Utilities helping other utilities goes back further than that. Some of my earliest childhood memories go back to Hurricane Carol in 1954 in southern New England. We had no warning, my Dad was at work, the fall school term had not started yet and my Mom gathered us all to the front of the house or cellar away from the tall trees. She was obviously distraught because my Dad did not come home for hours because he couldn't get through on the roads. We were without power for seven days and saw the power and utility companies from Virginia and mid-Atlantic states working on the lines and eventually power came back on.
How in the heck did you go from hurricanes to sand storms????
In Charlotte, in late September of 1989 in the aftermath of Hugo (about 200 miles inland from landfall), many neighborhoods had no power for two weeks or more. It was miserable, to say the least, even if you were so fortunate as to have sustained no falling tree damage. But late September in NC without a/c is one thing; late August in Louisiana and Mississippi is something else.

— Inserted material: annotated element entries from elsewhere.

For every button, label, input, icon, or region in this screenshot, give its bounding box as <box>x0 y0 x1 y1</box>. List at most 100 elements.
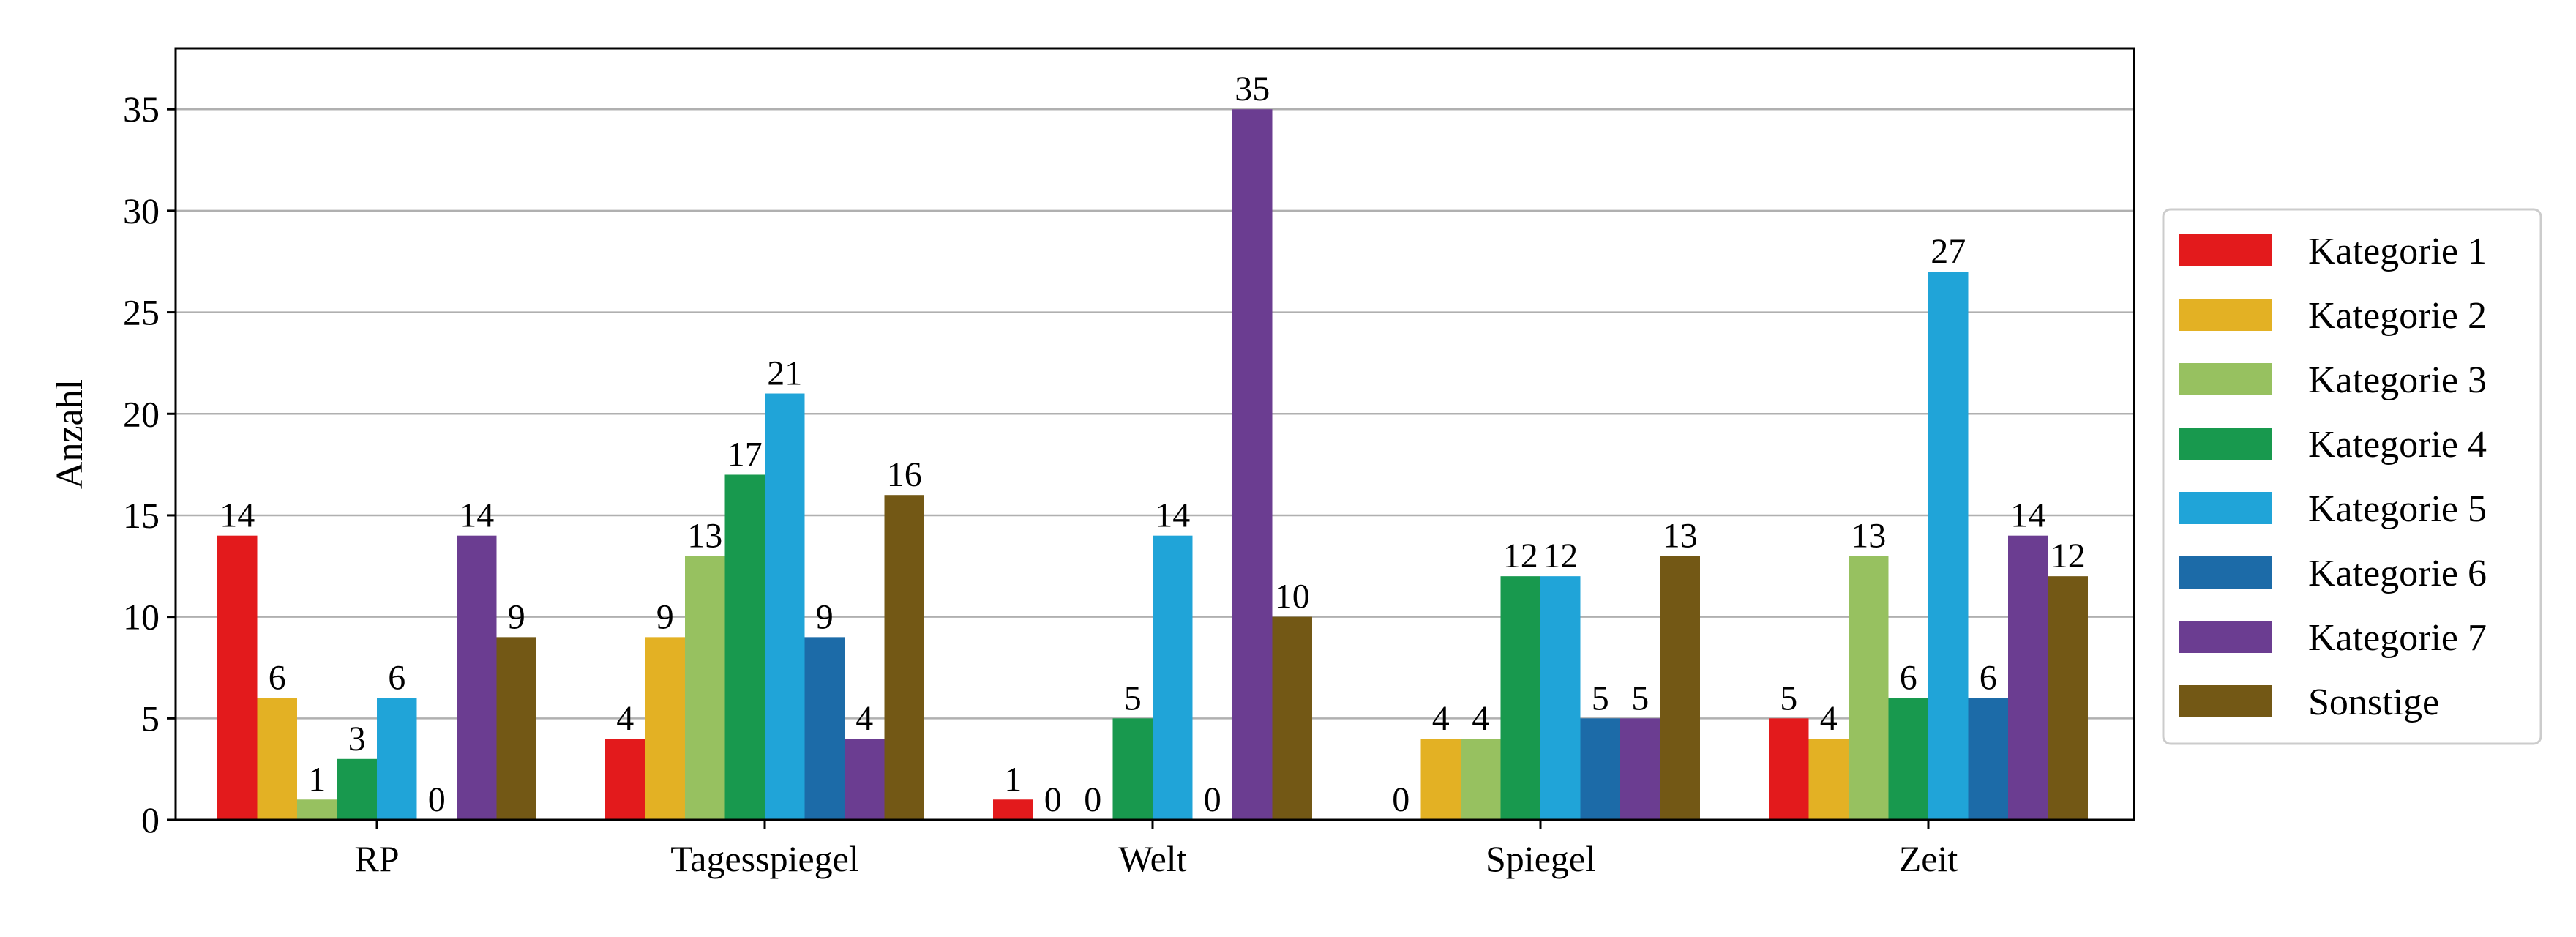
legend-swatch <box>2179 685 2272 717</box>
bar-kategorie-2-tagesspiegel <box>645 637 685 820</box>
bar-kategorie-2-zeit <box>1808 739 1849 820</box>
bar-kategorie-2-spiegel <box>1420 739 1461 820</box>
bar-kategorie-3-zeit <box>1849 556 1889 820</box>
bar-value-label: 1 <box>1004 760 1022 799</box>
bar-value-label: 6 <box>1980 659 1997 698</box>
bar-kategorie-1-rp <box>217 535 258 820</box>
bar-kategorie-6-tagesspiegel <box>804 637 845 820</box>
bar-value-label: 0 <box>1044 780 1062 819</box>
bar-kategorie-1-welt <box>993 799 1033 820</box>
legend-label: Kategorie 1 <box>2308 231 2487 272</box>
bar-sonstige-rp <box>496 637 536 820</box>
bar-kategorie-5-welt <box>1153 535 1193 820</box>
bar-kategorie-4-rp <box>337 758 377 820</box>
bar-value-label: 0 <box>1084 780 1101 819</box>
y-tick-label: 5 <box>141 698 160 739</box>
bar-value-label: 12 <box>2051 537 2086 575</box>
bar-sonstige-zeit <box>2048 576 2088 820</box>
bar-value-label: 27 <box>1931 232 1966 271</box>
x-tick-label: Welt <box>1118 838 1186 879</box>
bar-kategorie-1-zeit <box>1769 718 1809 820</box>
bar-value-label: 16 <box>887 455 922 494</box>
bar-sonstige-spiegel <box>1660 556 1700 820</box>
bar-kategorie-5-tagesspiegel <box>765 393 805 820</box>
bar-value-label: 9 <box>816 597 834 636</box>
legend-swatch <box>2179 621 2272 653</box>
bar-value-label: 0 <box>1392 780 1409 819</box>
legend-box <box>2162 208 2542 745</box>
bar-value-label: 6 <box>269 659 286 698</box>
legend-label: Kategorie 3 <box>2308 359 2487 401</box>
bar-value-label: 5 <box>1631 679 1649 717</box>
y-tick-label: 25 <box>123 292 160 333</box>
bar-value-label: 0 <box>428 780 446 819</box>
bar-value-label: 10 <box>1275 578 1310 616</box>
bar-kategorie-3-tagesspiegel <box>685 556 725 820</box>
y-tick-label: 30 <box>123 190 160 231</box>
bar-value-label: 4 <box>1432 699 1450 738</box>
legend-swatch <box>2179 234 2272 266</box>
legend-swatch <box>2179 363 2272 395</box>
y-axis: 0 5 10 15 20 25 30 35 <box>123 89 176 840</box>
bar-sonstige-tagesspiegel <box>884 495 924 820</box>
bar-value-label: 9 <box>656 597 674 636</box>
y-axis-title: Anzahl <box>49 379 91 489</box>
bar-kategorie-5-spiegel <box>1540 576 1581 820</box>
bar-kategorie-7-tagesspiegel <box>845 739 885 820</box>
bar-kategorie-6-zeit <box>1968 698 2008 820</box>
x-tick-label: Spiegel <box>1486 838 1595 879</box>
bar-sonstige-welt <box>1272 616 1312 820</box>
bar-value-label: 14 <box>2010 496 2045 535</box>
y-tick-label: 35 <box>123 89 160 130</box>
bar-value-label: 21 <box>767 354 802 393</box>
legend: Kategorie 1 Kategorie 2 Kategorie 3 Kategor… <box>2162 208 2542 745</box>
y-tick-label: 20 <box>123 393 160 434</box>
bar-value-label: 14 <box>459 496 494 535</box>
legend-label: Sonstige <box>2308 682 2439 723</box>
bar-kategorie-6-spiegel <box>1580 718 1620 820</box>
bar-kategorie-4-welt <box>1112 718 1153 820</box>
bar-value-label: 35 <box>1235 70 1270 108</box>
bar-value-label: 6 <box>1900 659 1917 698</box>
bar-value-label: 17 <box>727 435 763 474</box>
y-tick-label: 15 <box>123 495 160 536</box>
bar-kategorie-7-welt <box>1232 109 1273 821</box>
legend-label: Kategorie 7 <box>2308 617 2487 659</box>
x-tick-label: Tagesspiegel <box>670 838 859 879</box>
bar-value-label: 4 <box>1820 699 1838 738</box>
legend-swatch <box>2179 299 2272 331</box>
bar-kategorie-5-rp <box>377 698 417 820</box>
bar-kategorie-2-rp <box>257 698 297 820</box>
bar-value-label: 13 <box>1851 516 1886 555</box>
plot-frame <box>174 47 2135 821</box>
bar-value-label: 12 <box>1543 537 1578 575</box>
bar-value-label: 4 <box>616 699 634 738</box>
bar-value-label: 4 <box>855 699 873 738</box>
x-tick-label: Zeit <box>1899 838 1958 879</box>
x-axis: RP Tagesspiegel Welt Spiegel Zeit <box>354 820 1958 879</box>
bars <box>217 109 2088 821</box>
legend-label: Kategorie 6 <box>2308 553 2487 594</box>
bar-value-label: 12 <box>1503 537 1538 575</box>
bar-value-label: 9 <box>508 597 525 636</box>
bar-value-label: 3 <box>348 720 366 758</box>
bar-kategorie-4-spiegel <box>1500 576 1540 820</box>
legend-swatch <box>2179 492 2272 524</box>
bar-kategorie-7-rp <box>457 535 497 820</box>
y-tick-label: 10 <box>123 597 160 638</box>
grid-lines <box>176 108 2134 720</box>
bar-value-label: 1 <box>308 760 326 799</box>
bar-value-label: 5 <box>1592 679 1609 717</box>
legend-label: Kategorie 2 <box>2308 295 2487 337</box>
bar-value-label: 6 <box>388 659 405 698</box>
bar-kategorie-4-tagesspiegel <box>724 474 765 820</box>
legend-label: Kategorie 5 <box>2308 488 2487 530</box>
x-tick-label: RP <box>354 838 399 879</box>
bar-kategorie-7-zeit <box>2008 535 2048 820</box>
bar-value-label: 5 <box>1124 679 1142 717</box>
bar-value-label: 14 <box>220 496 255 535</box>
bar-value-label: 13 <box>687 516 722 555</box>
bar-value-label: 13 <box>1663 516 1698 555</box>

Utilities helping other utilities goes back further than that. Some of my earliest childhood memories go back to Hurricane Carol in 1954 in southern New England. We had no warning, my Dad was at work, the fall school term had not started yet and my Mom gathered us all to the front of the house or cellar away from the tall trees. She was obviously distraught because my Dad did not come home for hours because he couldn't get through on the roads. We were without power for seven days and saw the power and utility companies from Virginia and mid-Atlantic states working on the lines and eventually power came back on.
I was one years old during that storm in CT. My father told the story about how he had not heard about the storm and was traveling with me and couldnt understand how the weather was so rough... took him hours to make it home.